Le «cassette delle lettere», nel palazzo del ‘’Banco di Roma’’ in Via Pescheria n.2 a Lucca, dove ho vissuto i miei anni dell’adolescenza, entrando dal portone occupavano il lato frontale dell’androne, prima di montare le scale, dagli scalini alla francese.
Sulla targhetta portava il cognome di mio padre, quello stesso cognome che ormai da 68 anni porto con fierezza e che ho trasmesso ai miei figli e che porteranno, spero, con altrettanta fierezza anche se, a volte, può essere ingombrante ma senza bisogni di riscattarlo.
Non così invece nell’ultimo palazzo dove ho vissuto a Lucca, in via Mazzini al n.47. Li erano divise per scala e facevano pensare ad un alveare. A Sanremo, nel palazzo di via Galileo Galilei, invece, erano di forma allungata e strette, ognuna protetta da un vetro fumé e, in fondo, una piccola serratura, ma la maggior parte non erano chiuse a chiave. La mia sì. Il fatto che non è mai cambiato è che da molte sbucavano fogli delle pubblicità. Ce ne erano che i proprietari svuotavano ogni giorno e quelle, invece, che rimanevano piene per settimane, a volte mesi, con qualche foglio che usciva anche dalla feritoia. Sono convinto che il postino conoscesse a memoria ogni cassetta delle lettere da infilarvi la corrispondenza ad occhi chiusi.
Ma la quantità di posta ricevuta non è certo sinonimo di qualità, soprattutto poi se sono quelle ‘’lettere’’ che provengono dal Servizio Riscossione dei Tributi che, a volte ti dici, sembra lavorare solo per te per ricordarti che ‘’devi pagare un fiorino’’.
Una volta attendevi e trovavi cartoline provenienti da città visitate da amici e parenti, oppure la lettera della ragazza o del ragazzo conosciuti in vacanza, alcune simili a lettera d’amore. Le cartoline erano più spesse dei volantini pubblicitari, più lucide dei tagliandi gialli delle raccomandate non consegnate. Certamente erano perle rare e come perle che abbelliscono il collo della donna amata, abbellivano la posta ricevuta. Davano suggestione, suggerivano atmosfere, facevano sognare viaggi da fare e …perfino immaginare fughe. Oggi non è più così.
Oggi ci sono i selfie e gli sms inviati via WhatsApp e le cassette sono quasi sempre sgombre, salvo ricevere sempre le raccomandate del Servizio Riscossione dei Tributi o multe e qualche lettera raccomandata dell’Ufficio Tributi del Comune o di avvocati. E quando vedi che c’è posta è il cuore che ti salta in gola, non per una lettera d’amore ma per il timore di ciò che sarà.

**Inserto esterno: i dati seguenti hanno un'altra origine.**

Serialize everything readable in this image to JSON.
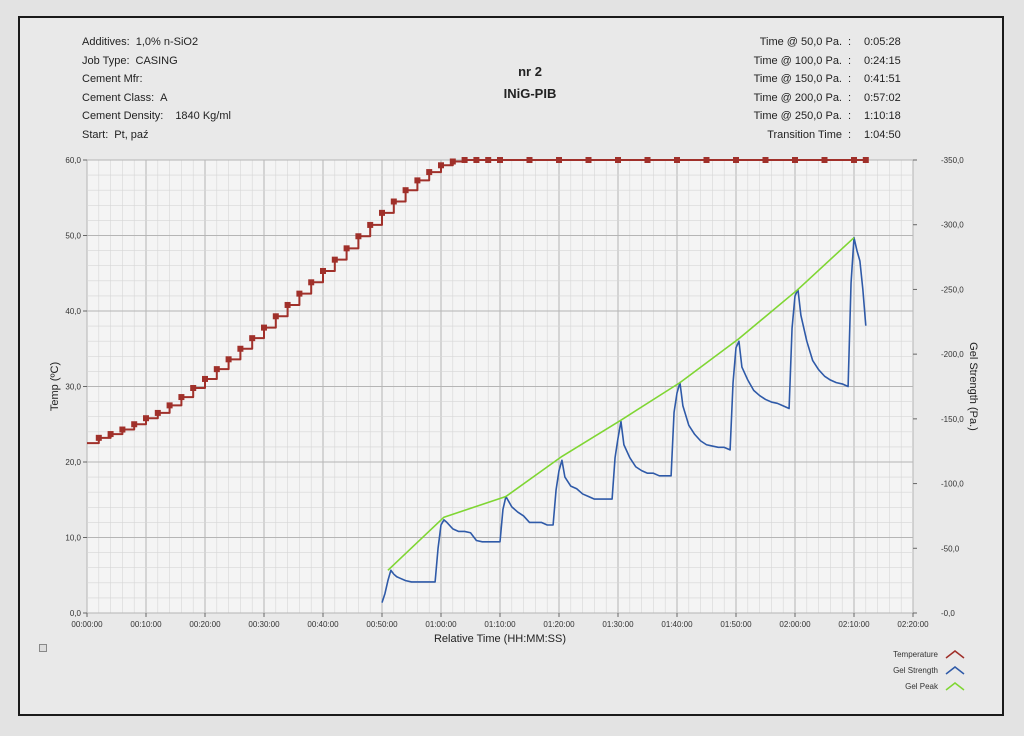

Una volta le «cassette delle lettere» erano parte dell’attesa affascinante, oggi sono normalmente vuote e linde come se dentro non ci fosse mai stato niente e, fatto salvo della pubblicità indesiderata che continua a trovarvi ospitalità, quando vi è qualcosa è fonte di preoccupazione perché trovarvi una semplice lettera o, addirittura, una cartolina è una rarità, come una caccia al tesoro.
Il mondo moderno non ha più bisogno delle ‘’cassette delle lettere’’, come sembra non essere più necessario corteggiare una ragazza, una donna e quindi non vi è più bisogno di ‘’lettere d’amore’’, di appostamenti e attese, di occhiate compiacenti fintamente distratte e quasi penetranti, di sorrisi fuggenti. Figurati un bigliettino con una parola scritta a mano… che retrogradi.